Edith dropped the torn-open black garbage bag held in her yellow dish-glove hands and leaned against the bin poised and scolding as if I'd interrupted the rising sun.
"Chocolate pie, Leticia? Why pie? And chocolate pie at that? Tell me, just what the hell is chocolate pie supposed to signify, Leticia Marisol Estrella Torrez?"
Nobody but family scolding when I was a kid ever pulled such a sneaky trick as throwing down my full name. The game was in motion.
"You rather lemon meringue or minced meat? Eh, Ms. Inmaculada Edith Contreras? Maybe key lime, or caramelo? Not apple, I can tell you that much.

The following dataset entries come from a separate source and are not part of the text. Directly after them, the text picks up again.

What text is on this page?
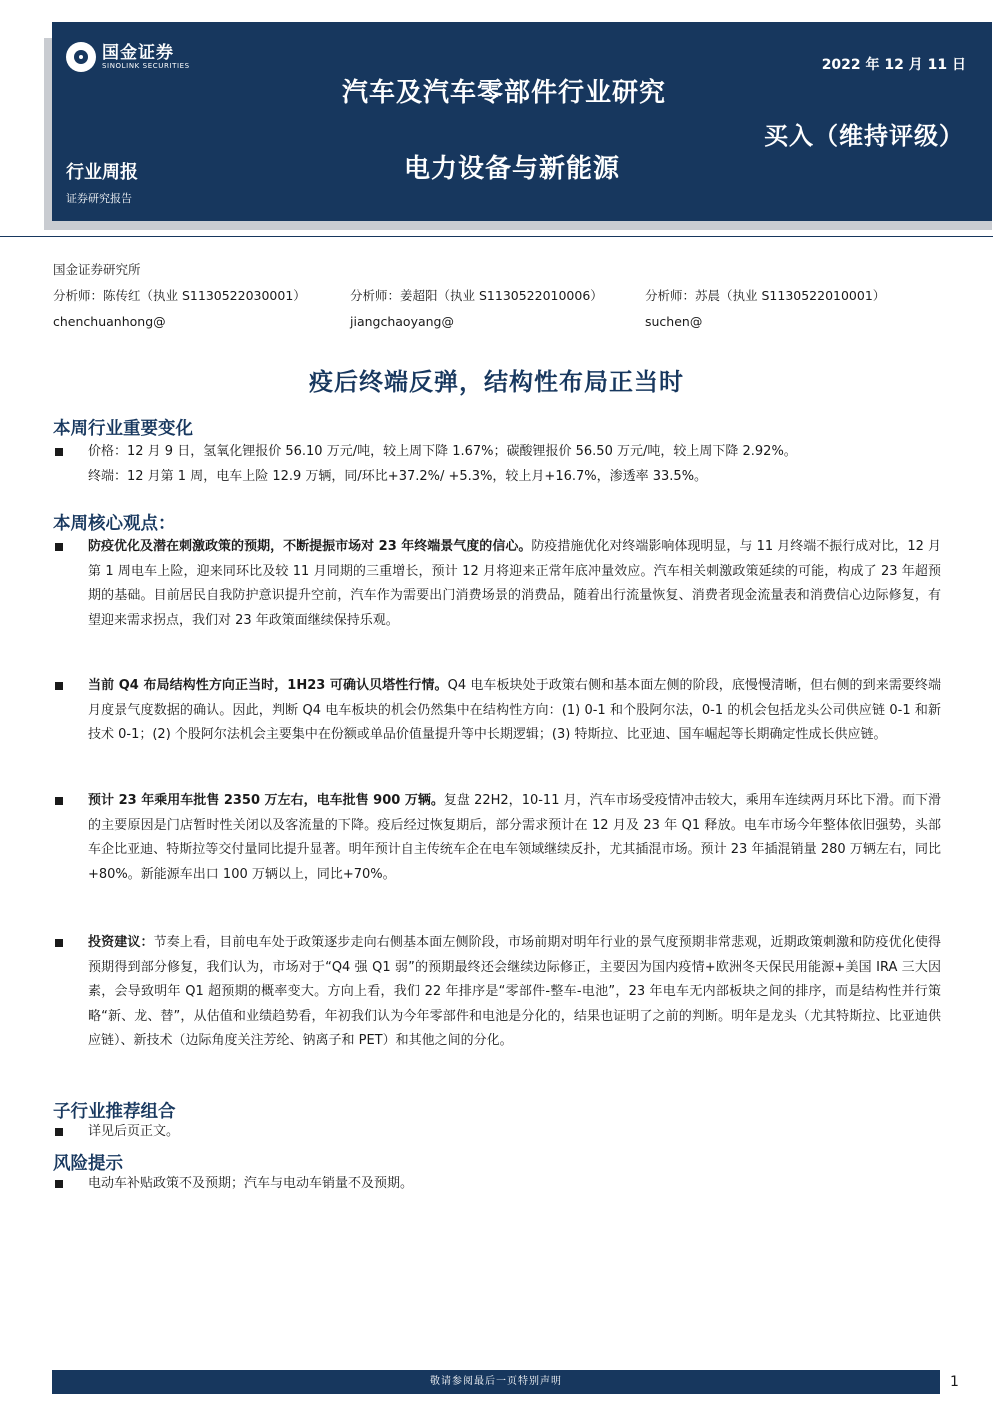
国金证券
SINOLINK SECURITIES	2022 年 12 月 11 日
汽车及汽车零部件行业研究
买入（维持评级）
电力设备与新能源
行业周报
证券研究报告
国金证券研究所
分析师：陈传红（执业 S1130522030001）	分析师：姜超阳（执业 S1130522010006）	分析师：苏晨（执业 S1130522010001）
chenchuanhong@	jiangchaoyang@	suchen@
疫后终端反弹，结构性布局正当时
本周行业重要变化
价格：12 月 9 日，氢氧化锂报价 56.10 万元/吨，较上周下降 1.67%；碳酸锂报价 56.50 万元/吨，较上周下降 2.92%。
终端：12 月第 1 周，电车上险 12.9 万辆，同/环比+37.2%/ +5.3%，较上月+16.7%，渗透率 33.5%。
本周核心观点：
防疫优化及潜在刺激政策的预期，不断提振市场对 23 年终端景气度的信心。防疫措施优化对终端影响体现明显，与 11 月终端不振行成对比，12 月第 1 周电车上险，迎来同环比及较 11 月同期的三重增长，预计 12 月将迎来正常年底冲量效应。汽车相关刺激政策延续的可能，构成了 23 年超预期的基础。目前居民自我防护意识提升空前，汽车作为需要出门消费场景的消费品，随着出行流量恢复、消费者现金流量表和消费信心边际修复，有望迎来需求拐点，我们对 23 年政策面继续保持乐观。
当前 Q4 布局结构性方向正当时，1H23 可确认贝塔性行情。Q4 电车板块处于政策右侧和基本面左侧的阶段，底慢慢清晰，但右侧的到来需要终端月度景气度数据的确认。因此，判断 Q4 电车板块的机会仍然集中在结构性方向：(1) 0-1 和个股阿尔法，0-1 的机会包括龙头公司供应链 0-1 和新技术 0-1；(2) 个股阿尔法机会主要集中在份额或单品价值量提升等中长期逻辑；(3) 特斯拉、比亚迪、国车崛起等长期确定性成长供应链。
预计 23 年乘用车批售 2350 万左右，电车批售 900 万辆。复盘 22H2，10-11 月，汽车市场受疫情冲击较大，乘用车连续两月环比下滑。而下滑的主要原因是门店暂时性关闭以及客流量的下降。疫后经过恢复期后，部分需求预计在 12 月及 23 年 Q1 释放。电车市场今年整体依旧强势，头部车企比亚迪、特斯拉等交付量同比提升显著。明年预计自主传统车企在电车领域继续反扑，尤其插混市场。预计 23 年插混销量 280 万辆左右，同比+80%。新能源车出口 100 万辆以上，同比+70%。
投资建议：节奏上看，目前电车处于政策逐步走向右侧基本面左侧阶段，市场前期对明年行业的景气度预期非常悲观，近期政策刺激和防疫优化使得预期得到部分修复，我们认为，市场对于“Q4 强 Q1 弱”的预期最终还会继续边际修正，主要因为国内疫情+欧洲冬天保民用能源+美国 IRA 三大因素，会导致明年 Q1 超预期的概率变大。方向上看，我们 22 年排序是“零部件-整车-电池”，23 年电车无内部板块之间的排序，而是结构性并行策略“新、龙、替”，从估值和业绩趋势看，年初我们认为今年零部件和电池是分化的，结果也证明了之前的判断。明年是龙头（尤其特斯拉、比亚迪供应链）、新技术（边际角度关注芳纶、钠离子和 PET）和其他之间的分化。
子行业推荐组合
详见后页正文。
风险提示
电动车补贴政策不及预期；汽车与电动车销量不及预期。
敬请参阅最后一页特别声明	1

No, I couldn't call you apple pie even if you begged like a good little pie should."
Edith tore off her rubber duck yellow gloves and threw them to the ground. She wiped angry tears from her high Dolores del Rio cheekbones, smoothed spit curls at her temples into place, and stomped her vinyl go-go boots self up to the apartment I had rented in what I was beginning to realize was a futile attempt to outrun my Weeping Woman and Nana.